The National Union of Mineworkers litigated alongside 23 employees who will be reinstated after being unfairly dismissed.
Image: Denis Farrell/ AP
Employees who were unfairly dismissed after participating in an unprotected strike will be reinstated following a Labour Court ruling.
The 23 employees were joined in their legal battle by their trade union, the National Union of Mineworkers (NUM), when they went up against their employer, Baseline Civil Contractors.
The Labour Court also ruled that the employees be compensated with 16 months' back pay arising from their retrospective reinstatement.
The workers contested the fairness of their dismissals for allegedly participating in an unprotected strike on December 9, 12, 13, and 14, 2022, and for gross insubordination in failing to comply with lawful instructions in the form of ultimatums to return to work.

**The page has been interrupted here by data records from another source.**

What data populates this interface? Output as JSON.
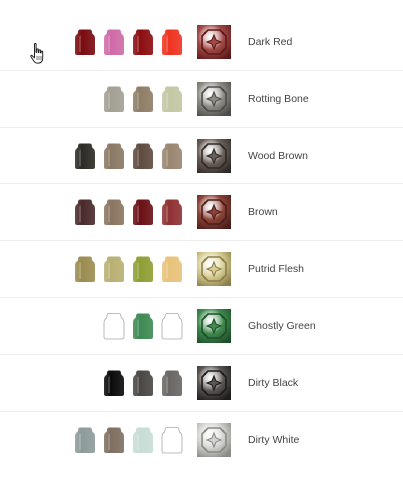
{
  "paints": [
    {
      "name": "Dark Red",
      "pots": [
        "#7a0b10",
        "#cf6aa8",
        "#8c0d10",
        "#ef3320"
      ],
      "swatch": "#a34a47",
      "swatch_detail": "#5e1a1a"
    },
    {
      "name": "Rotting Bone",
      "pots": [
        "#a39f93",
        "#8e7e66",
        "#c3c7a3"
      ],
      "swatch": "#8f8d86",
      "swatch_detail": "#4e4c48"
    },
    {
      "name": "Wood Brown",
      "pots": [
        "#2d2b26",
        "#8a7863",
        "#5f4b40",
        "#9a8570"
      ],
      "swatch": "#6b6058",
      "swatch_detail": "#2f2a27"
    },
    {
      "name": "Brown",
      "pots": [
        "#4a2a2c",
        "#8a7560",
        "#6a1014",
        "#8f3133"
      ],
      "swatch": "#8e4338",
      "swatch_detail": "#4a1f1a"
    },
    {
      "name": "Putrid Flesh",
      "pots": [
        "#9b8c50",
        "#b8b072",
        "#8f9f35",
        "#e8c27a"
      ],
      "swatch": "#d9cf96",
      "swatch_detail": "#8c7f4a"
    },
    {
      "name": "Ghostly Green",
      "pots": [
        "#ffffff",
        "#3d8a53",
        "#ffffff"
      ],
      "swatch": "#3f8a4e",
      "swatch_detail": "#1f4f2a"
    },
    {
      "name": "Dirty Black",
      "pots": [
        "#0b0b0b",
        "#4a4744",
        "#6a6663"
      ],
      "swatch": "#5a5654",
      "swatch_detail": "#1e1c1b"
    },
    {
      "name": "Dirty White",
      "pots": [
        "#8e9b9b",
        "#7f6f60",
        "#c7ddd6",
        "#ffffff"
      ],
      "swatch": "#d5d5d2",
      "swatch_detail": "#8a8a86"
    }
  ]
}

They conceded that they participated in the strike; however, when they returned to the Stellenbosch work site on December 12, 2022, they were locked out and were subsequently dismissed on January 23, 2023.
Enquiries to the company’s lawyers were unanswered by deadline.
Western Cape regional secretary for NUM, Mlondolozi Limaphi, welcomed the ruling.
"The court has agreed that the employees were provoked in the decision they made. As a trade union, it was important for us to fight alongside our members for this victory. The court found that they were unfairly dismissed, and we are happy with the outcome," said Limaphi.
The strike was instigated by the employer’s decision to change the dates of paying an incentive bonus and to pay this in two parts.
The employees alleged the strike was a response to unjustified conduct by the employer.
The incentive was an annual attendance bonus, which provided for a reduction in the bonus for unauthorised absenteeism. Since 2017, it has been paid in mid-December before employees commenced taking their annual leave.
The employees were aggrieved by the change of payment date as it caused uncertainty and confusion, and upset their financial plans.
The company rebutted that the alteration of the bonus payment was justified and was communicated to the employees and that there was no provision in the collective agreement stating when the bonus had to be paid out.
According to the company director, they suffered significant financial loss in the region of R6.5 million due to the three-day strike.
"The company noticed that in the previous two years, following the payment of the bonus, a lot of unauthorised absenteeism had taken place in the last two weeks of the year. This resulted in an overpayment of the bonus to staff who had been absent without authority before their leave commenced," court documents read.
"Consequently, in 2022, it decided to pay the bonus only on 23 December instead of the usual mid-December date, so it could adjust the bonus to account for any unauthorised absenteeism in the run-up to the shutdown."
Labour Court Judge, Robert Lagrange, said: "Unprotected strike action is a serious form of misconduct because it is intended to harm the business of the employer, and the impact of concerted collective action typically has a much greater prejudicial impact on an employer than individual acts of misconduct.
"Further, it undermines the principle of not resorting to economic force without first trying to settle a dispute by means of consultation or negotiation and without using the conciliation machinery of the Labour Relations Act (LRA). Nonetheless, the mere fact that employees embark on unprotected industrial action does not automatically mean that a dismissal for such misconduct is invariably fair."
Judge Lagrange said it was obvious that no strike would have taken place had Baseline not decided to alter the timing of the bonus payment. He said he did not think that the dismissal was a fair sanction, even though it warranted a serious disciplinary sanction.
Judge Lagrange ruled that a final written warning valid for 12 months is a sufficient sanction for the misconduct.
"(The company’s) decision to alter the payment date to coincide with the other remuneration payments made on 23 December 2022 was taken only a week before the shutdown and was only conveyed to the employees a day later. Baseline failed to consult with the union or shop stewards beforehand about its intentions, but presented it as a fait accompli (undeniable fact) to workers," said Judge Lagrange.